A. The external auditor should consider the activities of internal auditing and their effect, if any, on external
audit procedures.
B. The external auditor should obtain a sufficient understanding of internal audit activities to assist in planning
the audit and developing an effective audit approach.
C. During the course of planning the audit, the external auditor should perform a preliminary assessment of
the internal audit function when it appears that internal auditing is relevant to the external audit of the
financial statements in specific audit areas.
D. When the external auditor intends to use specific work of internal auditing, the external auditor need not
evaluate and test that work to confirm its adequacy for the external auditor's purposes.

24. Indicate the normal pattern of development for a professional accountant.

I. A period of work experience.
II. High standard of general education.
III. Specific education, training and examination in professionally relevant subjects

25. Which statement is incorrect regarding the auditor’s responsibility to consider fraud and error in the audit of
financial statements?
A. The auditor is entitled to accept records and documents as genuine.
B. The auditor is may be held responsible for the prevention of fraud and error.
C. The auditor should consider the risk of material misstatements in the financial statements resulting from
fraud or error.
D. The risk of not detecting a material misstatement resulting from error is lower than the risk of not
detecting a material misstatement resulting from fraud.

26. Example of the type of information that may come to the auditor's attention that may indicate
that noncompliance with laws or regulations has occurred most likely include
A. Payments for specified services or loans to consultants, related parties, employees or
government employees.
B. Payments for goods or services made to the country from which the goods or services
C. Purchasing at prices significantly above or below market price.
D. Sales commissions or agent's fees that appear reasonable in relation to those ordinarily paid by the entity or
in its industry or to the services actually received.

27. Which of the following is a valid statement about the assessment of control risk?
A. There is a positive relationship between detection risk and the combined level of inherent and control risk.
B. The auditor should consider the assessed levels of inherent and control risks in determining the nature,
timing, and extent of substantive procedures required to eliminate audit risk.
C. Misstatements discovered by conducting substantive procedures may cause the auditor to modify the
previous assessment of control risk.
D. The assessed level of inherent and control risks can be sufficiently low in order to eliminate the auditor’s
need to perform substantive tests on some assertions.
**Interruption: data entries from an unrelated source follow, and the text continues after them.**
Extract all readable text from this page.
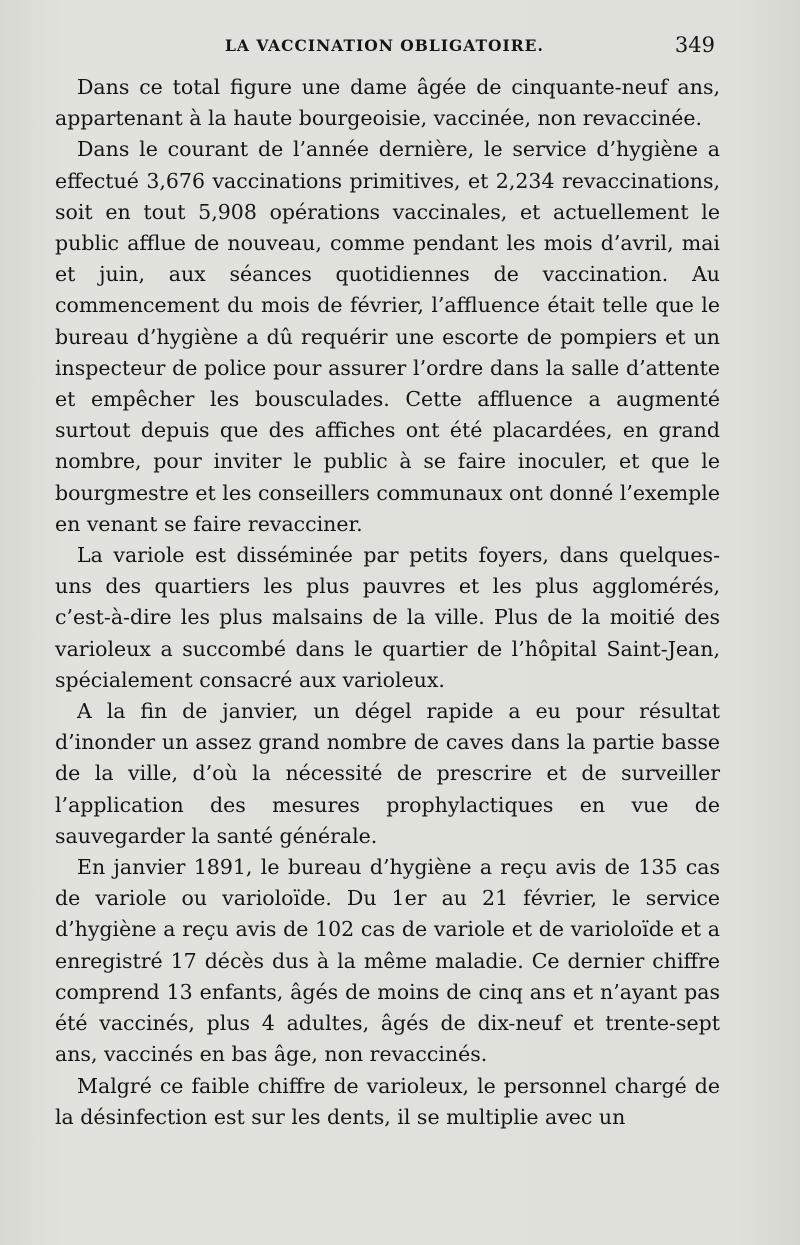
LA VACCINATION OBLIGATOIRE.	349

Dans ce total figure une dame âgée de cinquante-neuf ans, appartenant à la haute bourgeoisie, vaccinée, non revaccinée.

Dans le courant de l’année dernière, le service d’hygiène a effectué 3,676 vaccinations primitives, et 2,234 revaccinations, soit en tout 5,908 opérations vaccinales, et actuellement le public afflue de nouveau, comme pendant les mois d’avril, mai et juin, aux séances quotidiennes de vaccination. Au commencement du mois de février, l’affluence était telle que le bureau d’hygiène a dû requérir une escorte de pompiers et un inspecteur de police pour assurer l’ordre dans la salle d’attente et empêcher les bousculades. Cette affluence a augmenté surtout depuis que des affiches ont été placardées, en grand nombre, pour inviter le public à se faire inoculer, et que le bourgmestre et les conseillers communaux ont donné l’exemple en venant se faire revacciner.

La variole est disséminée par petits foyers, dans quelques-uns des quartiers les plus pauvres et les plus agglomérés, c’est-à-dire les plus malsains de la ville. Plus de la moitié des varioleux a succombé dans le quartier de l’hôpital Saint-Jean, spécialement consacré aux varioleux.

A la fin de janvier, un dégel rapide a eu pour résultat d’inonder un assez grand nombre de caves dans la partie basse de la ville, d’où la nécessité de prescrire et de surveiller l’application des mesures prophylactiques en vue de sauvegarder la santé générale.

En janvier 1891, le bureau d’hygiène a reçu avis de 135 cas de variole ou varioloïde. Du 1er au 21 février, le service d’hygiène a reçu avis de 102 cas de variole et de varioloïde et a enregistré 17 décès dus à la même maladie. Ce dernier chiffre comprend 13 enfants, âgés de moins de cinq ans et n’ayant pas été vaccinés, plus 4 adultes, âgés de dix-neuf et trente-sept ans, vaccinés en bas âge, non revaccinés.

Malgré ce faible chiffre de varioleux, le personnel chargé de la désinfection est sur les dents, il se multiplie avec un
28. Which statement is incorrect regarding the nature, timing and extent of tests of controls?
A. Those controls subject to testing by performing inquiry combined with inspection or
reperformance ordinarily provide more assurance than those controls for which the audit evidence consists
solely of inquiry and observation.
B. If the auditor plans to rely on controls that have not changed since they were last tested, the auditor
should test the operating effectiveness of such controls at least once in every third audit.
C. The length of time period between retesting controls is a matter of professional judgment, but cannot
exceed three years.
D. The more the auditor relies on the operating effectiveness of controls in the assessment of risk, the greater
is the extent of the auditor’s tests of controls.

29. Which of the following statements is correct regarding the auditor’s primary objective in
performing procedures to obtain an understanding of the internal control structure?
A. The primary objective is to provide the auditor with an evaluation of the consistency of
application of management’s policies.
B. The primary objective is to provide the auditor with knowledge necessary for audit planning.
C. The primary objective is to provide the auditor with evidential matter to use in assessing inherent risk.
D. The primary objective is to provide the auditor with a basis for modifying tests of controls.